Archived | May 16, 2011 | By

Listened to the show Saturday and it was not bad. I was still recovering from the excitement of Mother’s Day as the Powdermilk Biscuit song played away and I sorted through things donated by family and friends for our garage sale coming up this weekend. Found all kinds of things worthy of mention, and some not so:
An air purifier.
A neon beer sign.
A box of panties. Large panties. (Oxymoronic, I guess, now that I think about it.)
A sling shot.
A box of new footie pajamas. (I may keep them.)
7 rolling pins.
A tin of old buttons.
A barely used grill.
A stack of old National Geographic magazines.
A painting of a ship in a stormy sea.
And more and more and more.
Of course I’m in danger of making the classic mistake of keeping other people’s stuff. You must be careful when you think of calling it junk, because it’s not. It’s simply no longer meaningful or useful to its owner, and it’s time to rotate. Kind of like eating at a Chinese restaurant when you all switch plates. Keeps it interesting.
I’m tempted by the ship painting, but tempted is all. The grill I’ll keep, as I prefer charcoal to gas, and one pair of the footie pajamas works just fine. I’ll pass on the large panties, and one rolling pin ought to do. Because they belonged, once, to someone I love.
I like the idea of garage sales. Actually having one is its own little trip. I’ll be glad when Saturday evening arrives. I’ll pour a glass of wine and listen to the show, and consider where to take whatever’s left. But that’s Saturday. Until then, I’m up to my ears. And who knows what will happen?
I love fishing, to be sure, but even more I love cooking the fish I catch. Here’s a simple, elegant recipe for walleye. Make it for your dad for Father’s Day. I’m serious.
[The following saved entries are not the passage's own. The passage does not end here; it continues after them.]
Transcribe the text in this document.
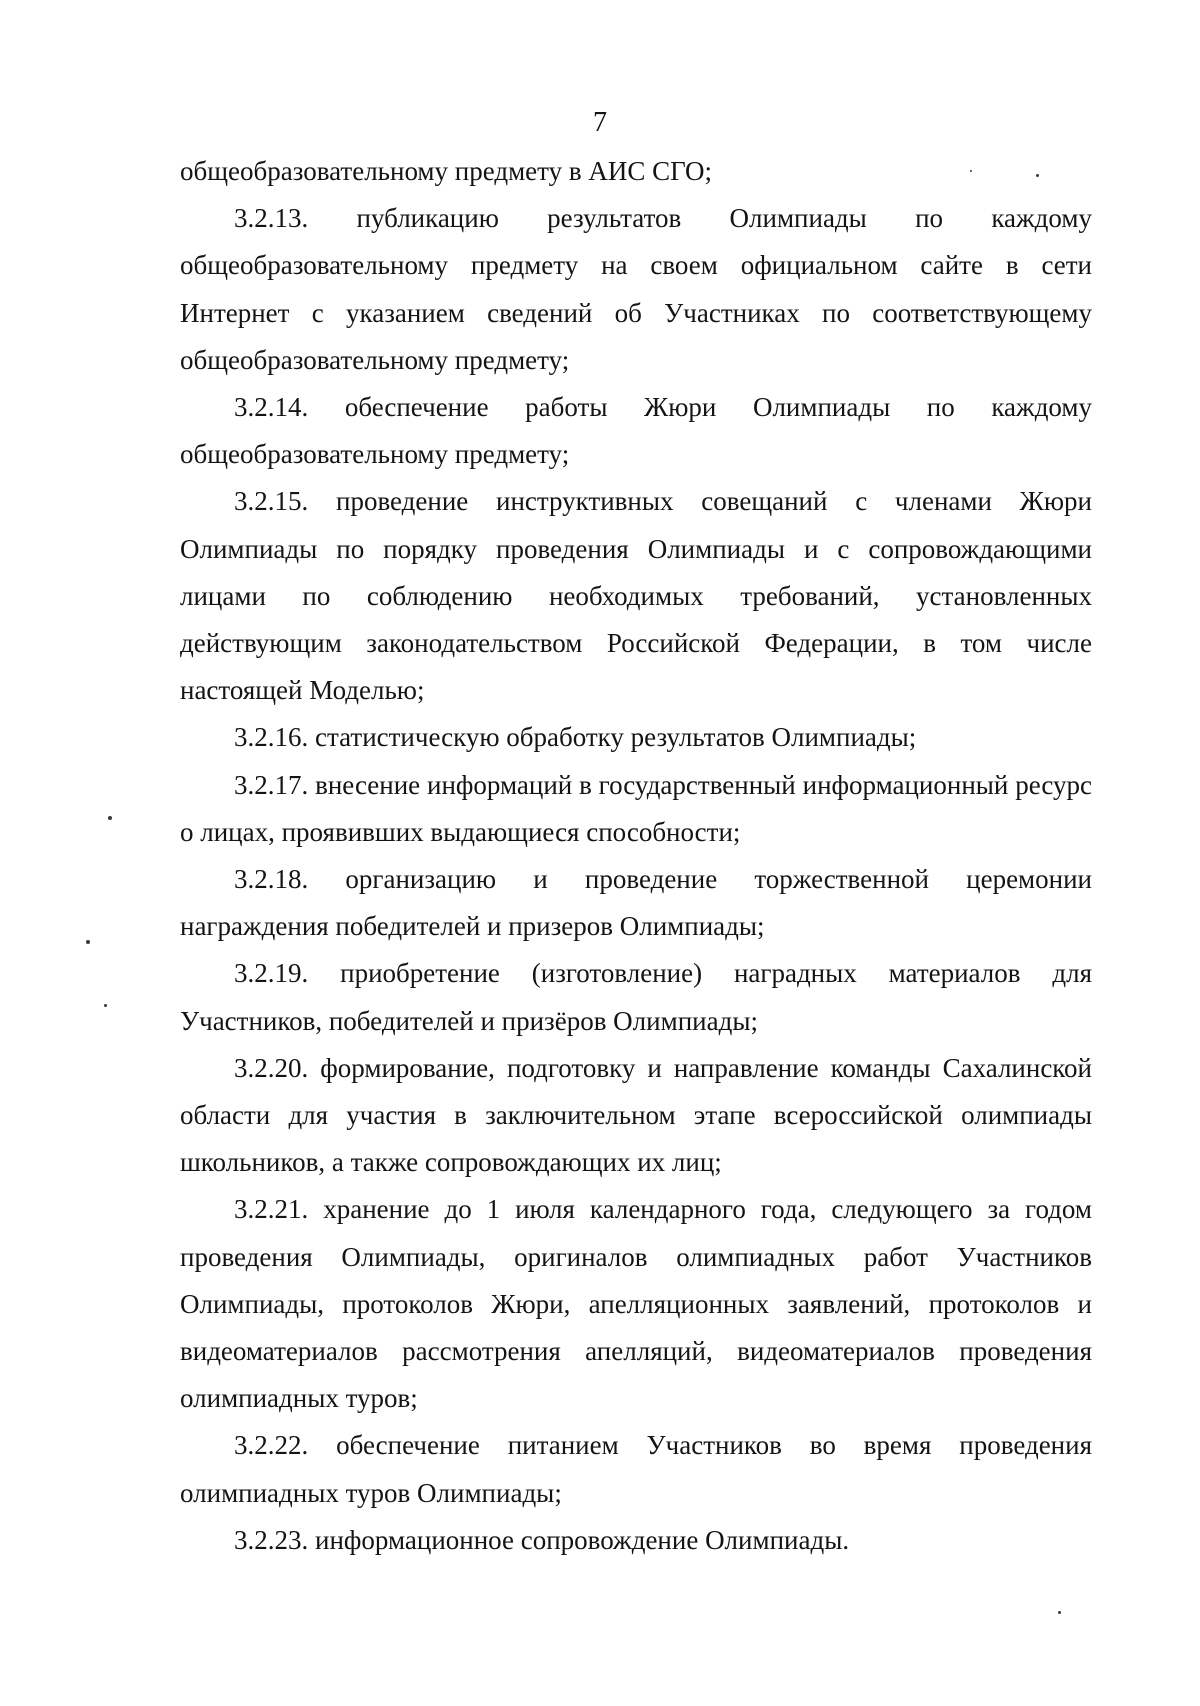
7

общеобразовательному предмету в АИС СГО;

3.2.13. публикацию результатов Олимпиады по каждому общеобразовательному предмету на своем официальном сайте в сети Интернет с указанием сведений об Участниках по соответствующему общеобразовательному предмету;

3.2.14. обеспечение работы Жюри Олимпиады по каждому общеобразовательному предмету;

3.2.15. проведение инструктивных совещаний с членами Жюри Олимпиады по порядку проведения Олимпиады и с сопровождающими лицами по соблюдению необходимых требований, установленных действующим законодательством Российской Федерации, в том числе настоящей Моделью;

3.2.16. статистическую обработку результатов Олимпиады;

3.2.17. внесение информаций в государственный информационный ресурс о лицах, проявивших выдающиеся способности;

3.2.18. организацию и проведение торжественной церемонии награждения победителей и призеров Олимпиады;

3.2.19. приобретение (изготовление) наградных материалов для Участников, победителей и призёров Олимпиады;

3.2.20. формирование, подготовку и направление команды Сахалинской области для участия в заключительном этапе всероссийской олимпиады школьников, а также сопровождающих их лиц;

3.2.21. хранение до 1 июля календарного года, следующего за годом проведения Олимпиады, оригиналов олимпиадных работ Участников Олимпиады, протоколов Жюри, апелляционных заявлений, протоколов и видеоматериалов рассмотрения апелляций, видеоматериалов проведения олимпиадных туров;

3.2.22. обеспечение питанием Участников во время проведения олимпиадных туров Олимпиады;

3.2.23. информационное сопровождение Олимпиады.
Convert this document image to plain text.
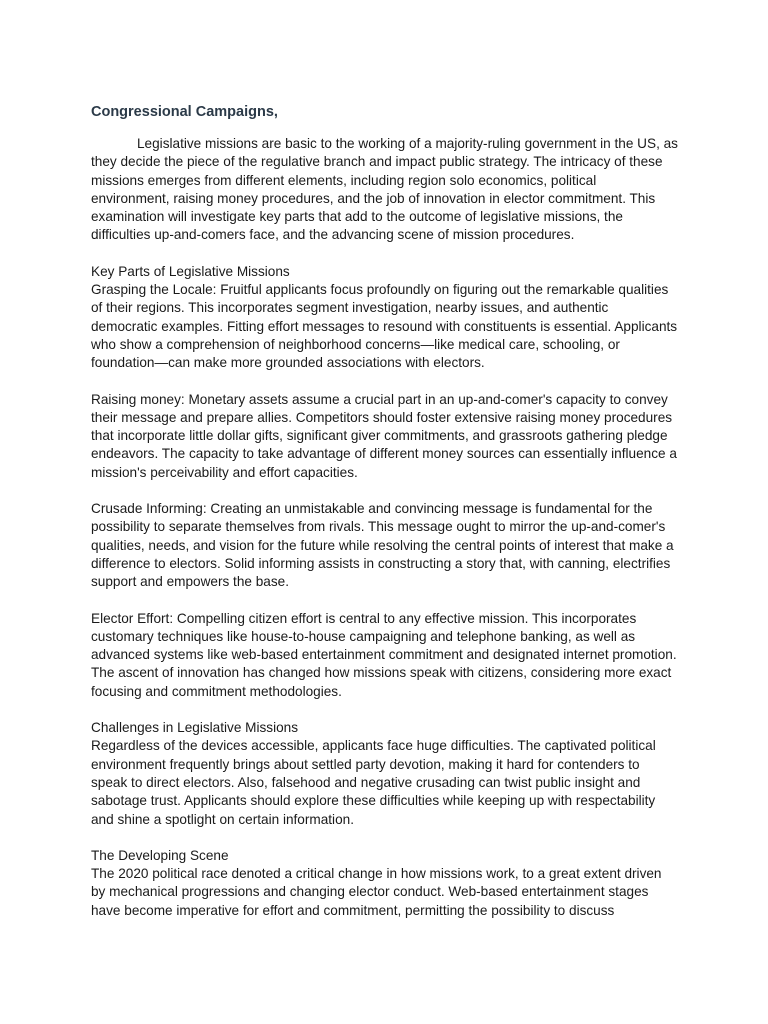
Congressional Campaigns,

Legislative missions are basic to the working of a majority-ruling government in the US, as they decide the piece of the regulative branch and impact public strategy. The intricacy of these missions emerges from different elements, including region solo economics, political environment, raising money procedures, and the job of innovation in elector commitment. This examination will investigate key parts that add to the outcome of legislative missions, the difficulties up-and-comers face, and the advancing scene of mission procedures.

Key Parts of Legislative Missions

Grasping the Locale: Fruitful applicants focus profoundly on figuring out the remarkable qualities of their regions. This incorporates segment investigation, nearby issues, and authentic democratic examples. Fitting effort messages to resound with constituents is essential. Applicants who show a comprehension of neighborhood concerns—like medical care, schooling, or foundation—can make more grounded associations with electors.

Raising money: Monetary assets assume a crucial part in an up-and-comer's capacity to convey their message and prepare allies. Competitors should foster extensive raising money procedures that incorporate little dollar gifts, significant giver commitments, and grassroots gathering pledge endeavors. The capacity to take advantage of different money sources can essentially influence a mission's perceivability and effort capacities.

Crusade Informing: Creating an unmistakable and convincing message is fundamental for the possibility to separate themselves from rivals. This message ought to mirror the up-and-comer's qualities, needs, and vision for the future while resolving the central points of interest that make a difference to electors. Solid informing assists in constructing a story that, with canning, electrifies support and empowers the base.

Elector Effort: Compelling citizen effort is central to any effective mission. This incorporates customary techniques like house-to-house campaigning and telephone banking, as well as advanced systems like web-based entertainment commitment and designated internet promotion. The ascent of innovation has changed how missions speak with citizens, considering more exact focusing and commitment methodologies.

Challenges in Legislative Missions

Regardless of the devices accessible, applicants face huge difficulties. The captivated political environment frequently brings about settled party devotion, making it hard for contenders to speak to direct electors. Also, falsehood and negative crusading can twist public insight and sabotage trust. Applicants should explore these difficulties while keeping up with respectability and shine a spotlight on certain information.

The Developing Scene

The 2020 political race denoted a critical change in how missions work, to a great extent driven by mechanical progressions and changing elector conduct. Web-based entertainment stages have become imperative for effort and commitment, permitting the possibility to discuss
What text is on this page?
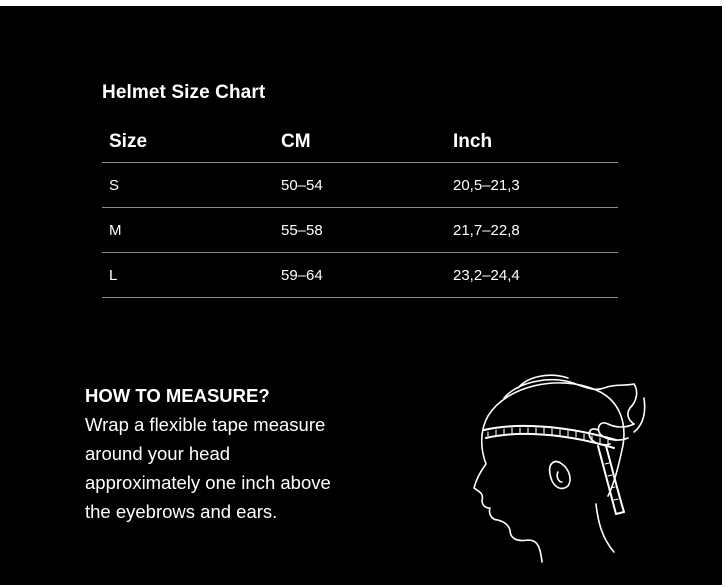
Helmet Size Chart
Size	CM	Inch
S	50–54	20,5–21,3
M	55–58	21,7–22,8
L	59–64	23,2–24,4
HOW TO MEASURE?
Wrap a flexible tape measure
around your head
approximately one inch above
the eyebrows and ears.
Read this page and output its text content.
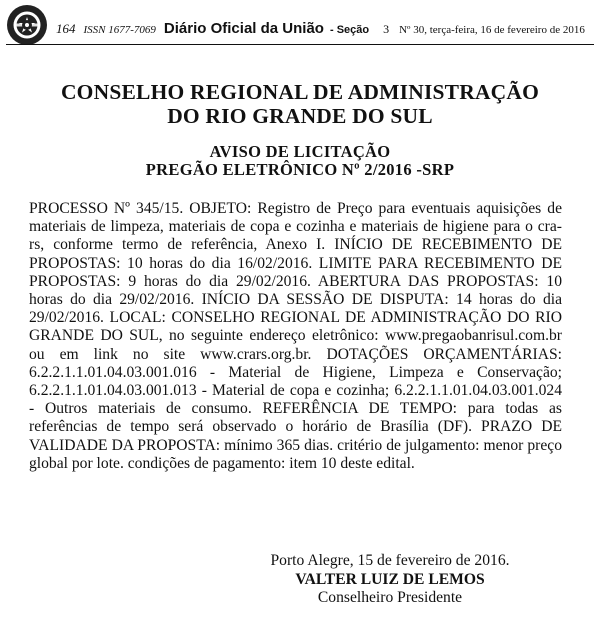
164 ISSN 1677-7069 Diário Oficial da União - Seção 3 Nº 30, terça-feira, 16 de fevereiro de 2016
CONSELHO REGIONAL DE ADMINISTRAÇÃO
DO RIO GRANDE DO SUL
AVISO DE LICITAÇÃO
PREGÃO ELETRÔNICO Nº 2/2016 -SRP
PROCESSO Nº 345/15. OBJETO: Registro de Preço para eventuais aquisições de materiais de limpeza, materiais de copa e cozinha e materiais de higiene para o cra-rs, conforme termo de referência, Anexo I. INÍCIO DE RECEBIMENTO DE PROPOSTAS: 10 horas do dia 16/02/2016. LIMITE PARA RECEBIMENTO DE PROPOSTAS: 9 horas do dia 29/02/2016. ABERTURA DAS PROPOSTAS: 10 horas do dia 29/02/2016. INÍCIO DA SESSÃO DE DISPUTA: 14 horas do dia 29/02/2016. LOCAL: CONSELHO REGIONAL DE ADMINISTRAÇÃO DO RIO GRANDE DO SUL, no seguinte endereço eletrônico: www.pregaobanrisul.com.br ou em link no site www.crars.org.br. DOTAÇÕES ORÇAMENTÁRIAS: 6.2.2.1.1.01.04.03.001.016 - Material de Higiene, Limpeza e Conservação; 6.2.2.1.1.01.04.03.001.013 - Material de copa e cozinha; 6.2.2.1.1.01.04.03.001.024 - Outros materiais de consumo. REFERÊNCIA DE TEMPO: para todas as referências de tempo será observado o horário de Brasília (DF). PRAZO DE VALIDADE DA PROPOSTA: mínimo 365 dias. critério de julgamento: menor preço global por lote. condições de pagamento: item 10 deste edital.
Porto Alegre, 15 de fevereiro de 2016.
VALTER LUIZ DE LEMOS
Conselheiro Presidente
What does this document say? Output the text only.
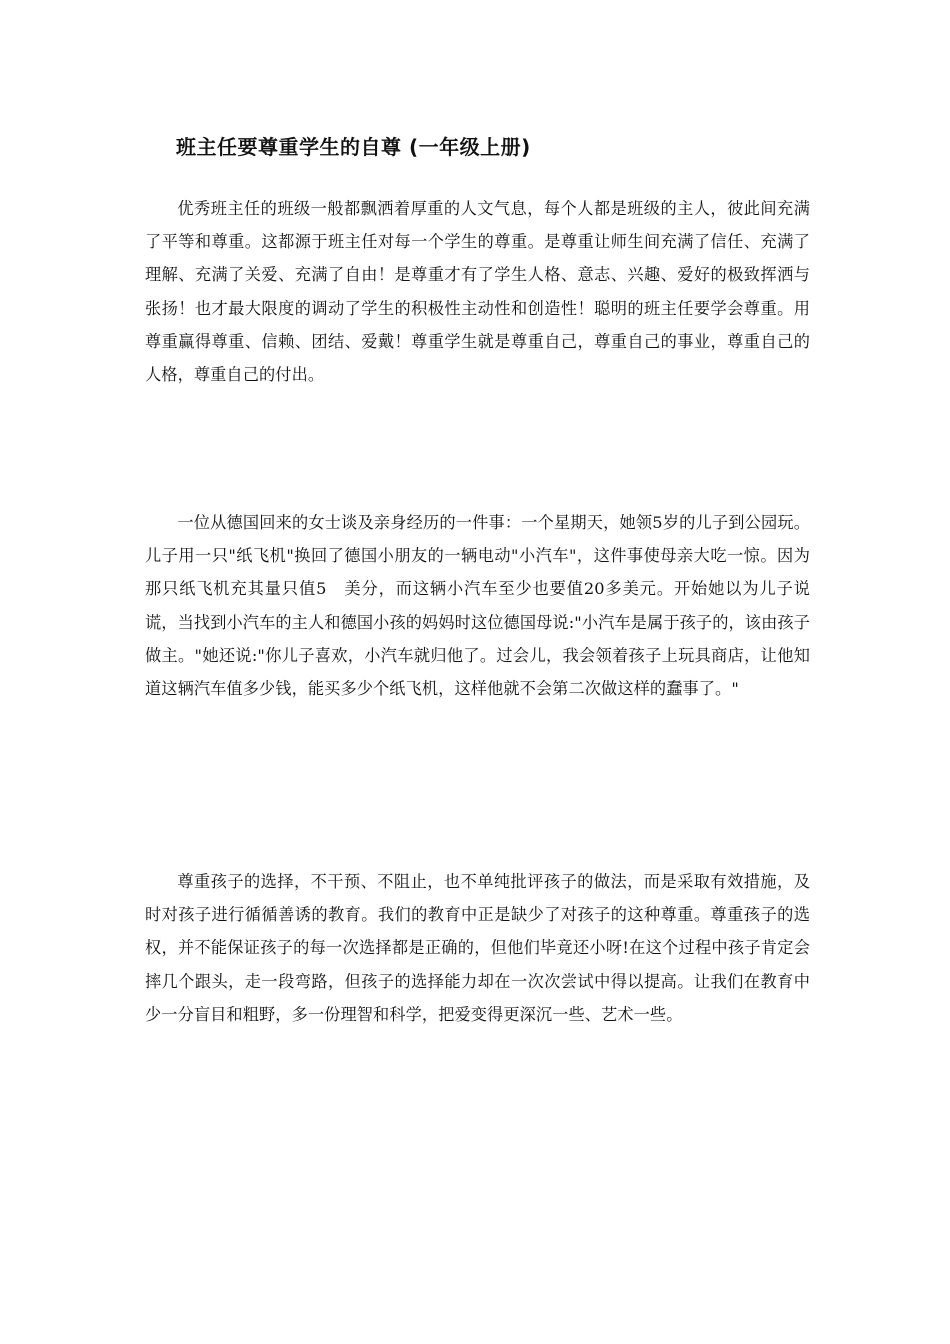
班主任要尊重学生的自尊 (一年级上册)

优秀班主任的班级一般都飘洒着厚重的人文气息，每个人都是班级的主人，彼此间充满了平等和尊重。这都源于班主任对每一个学生的尊重。是尊重让师生间充满了信任、充满了理解、充满了关爱、充满了自由！是尊重才有了学生人格、意志、兴趣、爱好的极致挥洒与张扬！也才最大限度的调动了学生的积极性主动性和创造性！聪明的班主任要学会尊重。用尊重赢得尊重、信赖、团结、爱戴！尊重学生就是尊重自己，尊重自己的事业，尊重自己的人格，尊重自己的付出。

一位从德国回来的女士谈及亲身经历的一件事：一个星期天，她领5岁的儿子到公园玩。儿子用一只"纸飞机"换回了德国小朋友的一辆电动"小汽车"，这件事使母亲大吃一惊。因为那只纸飞机充其量只值5　美分，而这辆小汽车至少也要值20多美元。开始她以为儿子说谎，当找到小汽车的主人和德国小孩的妈妈时这位德国母说:"小汽车是属于孩子的，该由孩子做主。"她还说:"你儿子喜欢，小汽车就归他了。过会儿，我会领着孩子上玩具商店，让他知道这辆汽车值多少钱，能买多少个纸飞机，这样他就不会第二次做这样的蠢事了。"

尊重孩子的选择，不干预、不阻止，也不单纯批评孩子的做法，而是采取有效措施，及时对孩子进行循循善诱的教育。我们的教育中正是缺少了对孩子的这种尊重。尊重孩子的选权，并不能保证孩子的每一次选择都是正确的，但他们毕竟还小呀!在这个过程中孩子肯定会摔几个跟头，走一段弯路，但孩子的选择能力却在一次次尝试中得以提高。让我们在教育中少一分盲目和粗野，多一份理智和科学，把爱变得更深沉一些、艺术一些。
4 walleye fillets (about 1 1/2 lb.)
1/3 cup sliced almonds, crushed
2 tsp lemon juice
1 T prepared mustard
1 T soy sauce
1 tsp sugar
Dash of red pepper
1/4 cup heavy cream
Mix all ingredients well and spread evenly over walleye fillets. Place fillets on a greased broiled pan and broil five inches from the heat in a preheated broiler for about 10 minutes or until the fish flakes when probed with a fork. Serves 4.